Data persistence can involve storing or reading multiple records in a structured JSON array format.
public class User {
private String name;
private int age;
public User() { }
public User(String name, int age) {
this.name = name;
this.age = age;
}
// Getters and Setters
}
4.1. Deserialize JSON Array into List<User>
import com.fasterxml.jackson.core.type.TypeReference;
import com.fasterxml.jackson.databind.ObjectMapper;
import java.io.File;
import java.util.List;
public class JacksonCollectionDeserializationExample {
public static void main(String[] args) {
try {
ObjectMapper objectMapper = new ObjectMapper();
// Read JSON array from file
File jsonFile = new File("users.json");
// Deserialize JSON array into List<User>
List < User > users = objectMapper.readValue(jsonFile, new TypeReference < List < User >> () {});
// Iterate over users
for (User user: users) {
System.out.println("Name: " + user.getName() + ", Age: " + user.getAge());
}
} catch(Exception e) {
e.printStackTrace();
}
}
}
➤ Explanation of Key Concepts:
new TypeReference<List<User>>() {} is necessary because of Java’s type erasure: It tells Jackson the full generic type to deserialize into, since List<User> cannot be determined at runtime without help.
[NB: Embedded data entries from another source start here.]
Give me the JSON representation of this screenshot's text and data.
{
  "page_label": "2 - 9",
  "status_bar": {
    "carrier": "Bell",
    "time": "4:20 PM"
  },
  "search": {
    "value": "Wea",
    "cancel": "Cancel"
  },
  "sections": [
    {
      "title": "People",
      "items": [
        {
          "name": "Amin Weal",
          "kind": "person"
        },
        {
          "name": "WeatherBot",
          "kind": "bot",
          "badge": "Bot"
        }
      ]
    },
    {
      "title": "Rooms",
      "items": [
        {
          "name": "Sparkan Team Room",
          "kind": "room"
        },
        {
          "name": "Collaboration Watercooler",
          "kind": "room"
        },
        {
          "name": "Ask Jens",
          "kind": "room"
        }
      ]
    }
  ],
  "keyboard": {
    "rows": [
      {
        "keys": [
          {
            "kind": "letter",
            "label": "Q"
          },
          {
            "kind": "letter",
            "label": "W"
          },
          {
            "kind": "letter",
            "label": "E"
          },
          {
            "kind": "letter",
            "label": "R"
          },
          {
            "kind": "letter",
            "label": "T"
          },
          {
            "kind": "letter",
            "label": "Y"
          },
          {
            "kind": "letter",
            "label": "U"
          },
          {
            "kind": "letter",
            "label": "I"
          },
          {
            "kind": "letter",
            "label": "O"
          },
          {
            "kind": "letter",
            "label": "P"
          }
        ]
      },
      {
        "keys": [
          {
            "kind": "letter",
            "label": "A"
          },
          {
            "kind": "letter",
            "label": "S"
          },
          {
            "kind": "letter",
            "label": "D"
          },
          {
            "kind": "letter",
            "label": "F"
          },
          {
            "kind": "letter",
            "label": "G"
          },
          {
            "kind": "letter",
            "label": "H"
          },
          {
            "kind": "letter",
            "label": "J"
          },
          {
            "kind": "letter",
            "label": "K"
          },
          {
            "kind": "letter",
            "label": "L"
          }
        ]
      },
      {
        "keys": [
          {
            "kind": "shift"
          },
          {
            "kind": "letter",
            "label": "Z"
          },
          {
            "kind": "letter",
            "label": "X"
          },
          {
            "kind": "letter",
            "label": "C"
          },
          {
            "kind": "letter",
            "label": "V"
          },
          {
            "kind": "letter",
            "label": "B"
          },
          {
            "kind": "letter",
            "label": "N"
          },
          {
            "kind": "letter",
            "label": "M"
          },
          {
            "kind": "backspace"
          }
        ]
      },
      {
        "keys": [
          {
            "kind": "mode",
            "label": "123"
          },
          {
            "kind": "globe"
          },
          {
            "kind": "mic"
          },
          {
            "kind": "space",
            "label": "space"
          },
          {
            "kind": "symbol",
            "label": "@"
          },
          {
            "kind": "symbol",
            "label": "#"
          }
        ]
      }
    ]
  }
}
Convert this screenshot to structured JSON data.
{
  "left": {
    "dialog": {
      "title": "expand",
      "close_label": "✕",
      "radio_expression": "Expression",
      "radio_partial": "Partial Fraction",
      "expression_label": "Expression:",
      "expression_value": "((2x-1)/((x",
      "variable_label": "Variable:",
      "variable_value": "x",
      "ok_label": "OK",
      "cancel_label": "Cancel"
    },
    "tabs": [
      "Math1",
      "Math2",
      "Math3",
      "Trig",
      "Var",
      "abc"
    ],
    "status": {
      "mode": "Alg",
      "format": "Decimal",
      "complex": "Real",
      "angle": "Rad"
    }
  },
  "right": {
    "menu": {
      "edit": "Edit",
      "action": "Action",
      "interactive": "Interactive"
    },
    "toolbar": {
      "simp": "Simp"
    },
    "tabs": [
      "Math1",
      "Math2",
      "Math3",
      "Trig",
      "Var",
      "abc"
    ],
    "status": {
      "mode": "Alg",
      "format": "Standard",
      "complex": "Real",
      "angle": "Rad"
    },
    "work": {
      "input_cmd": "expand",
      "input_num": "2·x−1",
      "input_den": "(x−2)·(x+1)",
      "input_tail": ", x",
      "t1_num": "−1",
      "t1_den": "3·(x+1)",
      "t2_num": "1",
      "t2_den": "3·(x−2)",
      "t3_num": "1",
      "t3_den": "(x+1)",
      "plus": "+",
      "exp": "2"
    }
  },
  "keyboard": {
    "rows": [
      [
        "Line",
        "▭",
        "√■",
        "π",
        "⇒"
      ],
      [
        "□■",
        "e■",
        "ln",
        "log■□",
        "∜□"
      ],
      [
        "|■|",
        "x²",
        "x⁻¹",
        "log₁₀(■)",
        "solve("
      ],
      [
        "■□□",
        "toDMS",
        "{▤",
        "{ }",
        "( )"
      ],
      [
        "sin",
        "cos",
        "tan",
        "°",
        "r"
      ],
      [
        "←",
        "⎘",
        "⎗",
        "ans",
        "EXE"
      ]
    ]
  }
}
The JSON file (users.json) contains an array of user objects.
would return a List<Map<String, Object>> instead of List<User>.
By using:
new TypeReference<List<User>>() {}
Jackson understands the correct mapping.
6. When to Use Collection Handling
Scenario
Use Case
API returns a list of entities
Deserialize JSON array into List<User>
Bulk data persistence
Serialize List<User> into JSON array in a file
Data transformation
Map JSON array to Java collection, then manipulate data
✅ Conclusion
Handling collections is a critical aspect of real-world JSON processing. Jackson’s combination of TypeReference, ObjectMapper.readValue(), and writeValue() makes it effortless to convert JSON arrays into Java collections and back. This ensures efficient, type-safe handling of structured batch data from APIs, configuration files, or persistent storage.